Eating large amounts of retinol supplements will cause you to overdose.
And the second is by living largely off organ meats. In a natural environment, we would eat much more muscle than organ meat, and much, much more beta carotene than retinol.
Beta carotene is almost impossible to overdose on, as it needs to be converted to vitamin A and our bodies will stop when they have enough.
But in the modern world we can easily eat plate after plate of pâté and end up with a vitamin A overdose.
So, if you show any signs at all, discontinue vitamin supplementation, avoid eating offal, and consult with your doctor.
Chemical Names: Retinol, Retinyl Palmitate, Betacarotene.
Beneficial for: Protects eye health. Is an excellent antioxidant and immune system booster.

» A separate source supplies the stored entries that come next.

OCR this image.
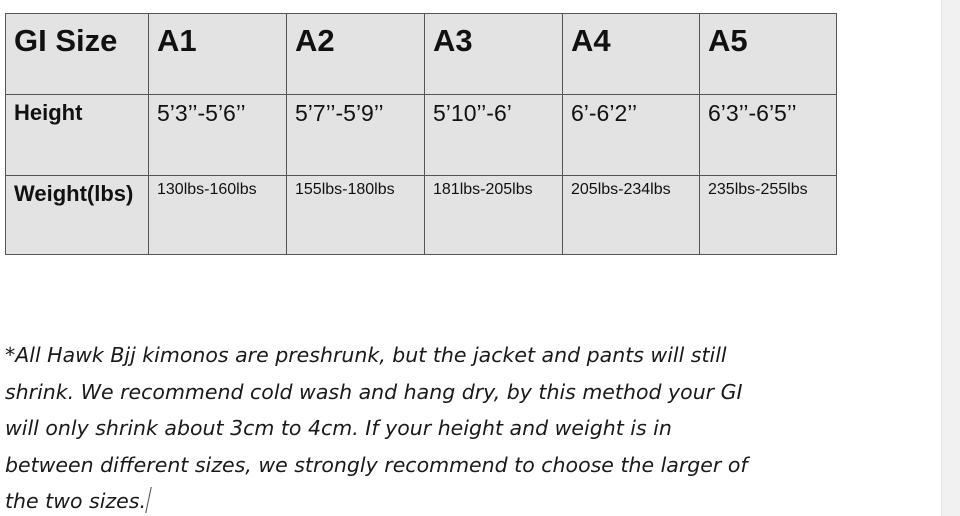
GI Size	A1	A2	A3	A4	A5

Height	5’3’’-5’6’’	5’7’’-5’9’’	5’10’’-6’	6’-6’2’’	6’3’’-6’5’’

Weight(lbs)	130lbs-160lbs	155lbs-180lbs	181lbs-205lbs	205lbs-234lbs	235lbs-255lbs

*All Hawk Bjj kimonos are preshrunk, but the jacket and pants will still
shrink. We recommend cold wash and hang dry, by this method your GI
will only shrink about 3cm to 4cm. If your height and weight is in
between different sizes, we strongly recommend to choose the larger of
the two sizes.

Protects against infections. Could lower the risk of certain cancers such as lung or prostate. Great for promoting healthy skin.
Signs of Being Deficient (hypovitaminosis A): Poor night vision. Frequent colds or infection. Mouth ulcers. Acne. Dry flaky skin. Dandruff. Cystitis or thrush. Diarrhoea.
Required Amounts: RDA 800mcg
Good Food Sources: Beef liver, veal liver, carrots, sweet potatoes, kale, spinach, apricots, romaine lettuce, broccoli, eggs, red peppers, tuna, mango, tomatoes.
Absorption Assisters: Vitamin C and vitamin E help to protect it. Zinc. Best taken with a multi or antioxidant formula and with food.
Absorption Inhibitors: Alcohol, coffee, heat and smoking.
NB: Absorption assisters and inhibitors are factors that will either help or hinder the absorption of the specific nutrient into the body, for its best effect.
To make the most of the positive effects of the nutrient, you should either minimise or eliminate the inhibitor when consuming it.